Lim closed out the year by winning four medals at the 2013 Southeast Asian Games in Naypyidaw, Burma. In the 50-metre freestyle, Lim, the two-time champion, defended her title again and lowered her games record to 25.69. In her other individual event, Lim finished fourth in the 100-metre freestyle in 56.85. In the 4 × 200-metre freestyle relay, Lim with Quah Ting Wen, Lynette Lim and Tao Li won gold in 8:13.99. The time was slower than the national open and Games records of 8:09.91 and 8:11.75 set in 2009, but is the second fastest since the 2010 banning of non-textile swimsuits. In the 4 × 100-metre medley relay, Lim with Tao, Samantha Yeo and Quah Ting Wen won gold in 4:13.02. Lim's 56.20-second freestyle split was the fastest in textile swimsuits since Joscelin Yeo's 56.03 and 56.19 in 2001 and 2005 respectively. Lim fourth medal was a silver in the 4 × 100-metre freestyle relay with Quah, Mylene Ong and Lynette Lim in 3:49.00. Finishing 1.34 seconds behind Thailand, the national open record of 3:45.73 and textile-best time of 3:48.38 remained intact.

At the 2014 Southeast Asian Swimming Championships in Singapore, Lim won six medals and defended her two titles. She won gold in the 50-metre freestyle in 25.74, 0.03 seconds off her meet record, gold in the 200 freestyle in 2:03.98, and bronze in the 100-metre freestyle in 57.23. In the relays, Lim won silver in the 4 × 100-metre freestyle relay in 3:50.88 alongside Hoong En Qi, Rachel Tseng and Marina Chan, silver in the 4 × 200-metre freestyle relay in 8:26.91 with Chan, Tseng and Christie Chue and silver in the 4 × 100-metre medley relay in 4:26.53 with Chan, Samantha Yeo and Tan Jing-E.

One month later at the 2014 Commonwealth Games in Glasgow, Lim finished in 14th in the 50-metre freestyle in 25.93, 19th in the 100-metre freestyle in 57.78 and 21st in the 200-metre freestyle in 2:06.24. In the relays, Lim teamed up with Marina Chan, Lynette Lim and Quah Ting Wen to finish 7th in the final of the 4 × 100-metre freestyle in 3:49.69 and in the 4 × 200-metre freestyle, the same quartet also finished 7th in the final in 8:16.39.

At the inaugural Singapore Swim Stars event, Lim finished ninth in the 50-metre freestyle in 25.66.

At the 2014 Asian Games in Incheon, South Korea, Lim finished 7th in the 50-metre freestyle in 25.73, 11th in the 100-metre freestyle in 57.12 and 11th in the 200-metre freestyle in 2:03.89. In the relays, Lim with Marina Chan, Quah Ting Wen and Lynette Lim finished 5th in the 4 × 100-metre freestyle relay in 3:47.62, in the 4 × 200-metre freestyle relay, Lim with Lynette Lim, Quah and Rachel Tseng finished 5th in 8:12.09 and in the 4 × 100-metre medley relay, Lim with Quah, Tao and Samantha Yeo finished 4th in 4:11.77.

At the 2025 SEA Games, Lim made history by becoming a 7-time gold medallist in the Women's 50m Freestyle.
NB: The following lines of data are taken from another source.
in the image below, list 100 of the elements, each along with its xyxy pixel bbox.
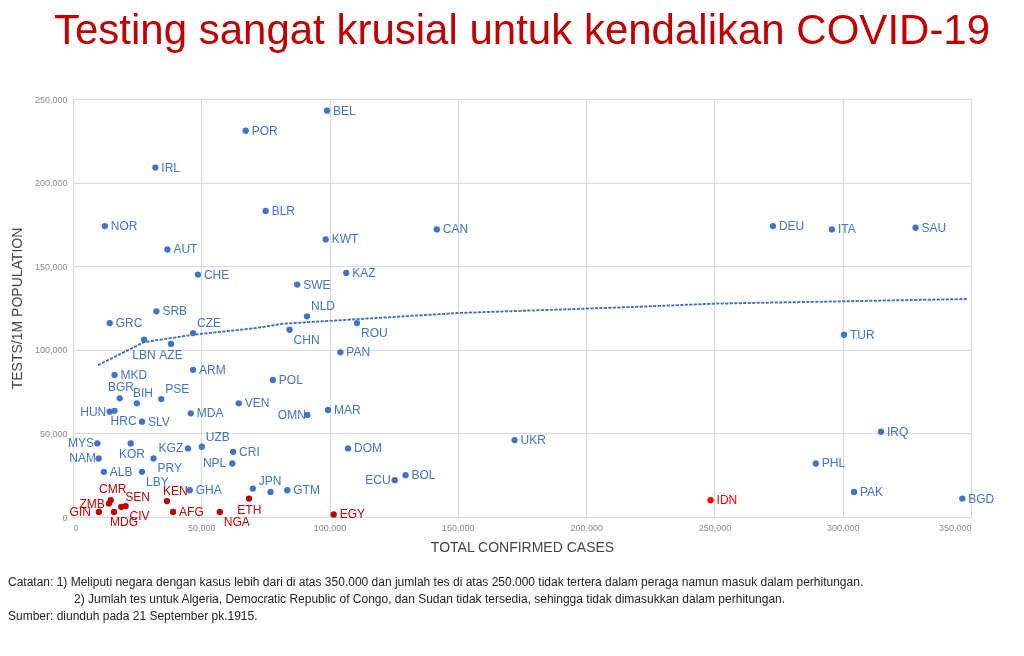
point <box>850 488 858 496</box>
point <box>769 222 777 230</box>
point <box>262 207 269 215</box>
series-label: AFG <box>179 504 204 519</box>
point <box>169 508 177 516</box>
point <box>353 319 361 327</box>
point <box>153 308 160 315</box>
y-tick-label: 0 <box>62 512 68 523</box>
series-label: POL <box>278 372 304 387</box>
x-tick-label: 250,000 <box>698 522 732 533</box>
point <box>707 497 714 504</box>
series-label: KOR <box>119 447 146 462</box>
point <box>284 487 291 494</box>
series-label: BLR <box>271 204 296 219</box>
series-label: GHA <box>195 483 222 498</box>
point <box>267 488 274 496</box>
point <box>242 127 249 134</box>
y-tick-label: 50,000 <box>39 428 68 439</box>
series-label: NOR <box>110 219 138 234</box>
point <box>100 468 107 476</box>
series-label: PSE <box>165 382 190 397</box>
point <box>343 269 350 277</box>
point <box>163 497 171 505</box>
point <box>94 440 101 447</box>
point <box>245 495 253 502</box>
series-label: CHE <box>203 267 230 282</box>
series-label: CMR <box>99 482 127 497</box>
series-label: UZB <box>205 429 230 444</box>
point <box>269 376 277 384</box>
series-label: PAN <box>346 345 371 360</box>
x-tick-label: 350,000 <box>938 522 972 533</box>
series-label: GRC <box>115 316 143 331</box>
point <box>138 418 146 425</box>
point <box>122 502 129 510</box>
y-tick-label: 200,000 <box>34 178 68 189</box>
series-label: BGD <box>968 491 995 506</box>
point <box>198 443 205 450</box>
series-label: UKR <box>520 433 547 448</box>
point <box>110 508 118 516</box>
x-tick-label: 150,000 <box>442 522 475 533</box>
series-label: ETH <box>237 502 262 517</box>
series-label: IRL <box>161 160 181 175</box>
text: Sumber: diunduh pada 21 September pk.1915. <box>8 608 259 625</box>
point <box>812 460 819 467</box>
series-label: MDA <box>196 406 224 421</box>
point <box>116 395 123 402</box>
series-label: KGZ <box>158 441 184 456</box>
point <box>184 445 192 452</box>
series-label: SEN <box>125 489 150 504</box>
point <box>877 428 885 435</box>
point <box>249 485 257 492</box>
series-label: ECU <box>365 473 391 488</box>
series-label: BOL <box>411 468 436 483</box>
x-tick-label: 50,000 <box>188 522 216 533</box>
x-tick-label: 300,000 <box>826 522 860 533</box>
series-label: SWE <box>303 277 331 292</box>
series-label: NPL <box>202 456 227 471</box>
series-label: LBN <box>132 347 156 362</box>
point <box>229 460 236 467</box>
point <box>158 395 165 403</box>
series-label: BIH <box>132 386 153 401</box>
point <box>286 326 293 333</box>
point <box>391 477 398 484</box>
point <box>294 281 301 288</box>
series-label: HUN <box>80 404 107 419</box>
point <box>828 226 836 233</box>
series-label: CHN <box>293 332 320 347</box>
series-label: SAU <box>921 220 947 235</box>
series-label: HRC <box>110 413 137 428</box>
series-label: AZE <box>159 347 183 362</box>
series-label: NGA <box>223 514 250 529</box>
series-label: CAN <box>442 222 469 237</box>
series-label: ALB <box>109 464 133 479</box>
series-label: ROU <box>361 326 388 341</box>
series-label: PAK <box>860 484 884 499</box>
series-label: KAZ <box>352 265 376 280</box>
x-tick-label: 200,000 <box>570 522 603 533</box>
series-label: KWT <box>331 232 360 247</box>
point <box>164 246 171 253</box>
series-label: CRI <box>239 444 260 459</box>
point <box>111 407 118 414</box>
series-label: SLV <box>148 414 170 429</box>
series-label: POR <box>251 123 279 138</box>
series-label: BGR <box>108 380 135 395</box>
point <box>189 366 197 374</box>
point <box>330 511 337 518</box>
series-label: MKD <box>120 367 148 382</box>
x-tick-label: 0 <box>73 522 79 533</box>
series-label: ITA <box>837 222 856 237</box>
series-label: GTM <box>293 483 320 498</box>
series-label: TUR <box>850 327 875 342</box>
series-label: KEN <box>162 484 188 499</box>
series-label: NLD <box>310 299 336 314</box>
series-label: IDN <box>716 493 738 508</box>
point <box>324 406 332 414</box>
point <box>187 410 194 417</box>
series-label: OMN <box>277 408 306 423</box>
series-label: MYS <box>67 436 94 451</box>
series-label: NAM <box>69 451 96 466</box>
point <box>101 222 108 230</box>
She has won this event at six editions of the Games consecutively from 2009-2019, she came in 2nd in 2021 and 2023, before subsequently reclaiming her throne in 2025 at her 10th outing. She also dedicated her gold medal to her late father.

==Awards==
Lim was named Sportsgirl of the Year at the Singapore National Olympic Council's 2012 Singapore Sports Awards. In September 2013, Lim was one of 66 recipients of the inaugural Sports Excellence Scholarship awarded by the High Performance Sports Steering Committee. The scholarship provides education support for student athletes, personal and life-skill development as well as financial support to fully realise athletes aspirations and their competitive potential.

== Personal life ==
In 2022, Lim was investigated for consumption of cannabis by Central Narcotics Bureau (CNB). She was given a stern warning by CNB and subsequently apologised for the incident.

Lim's father died in September 2025.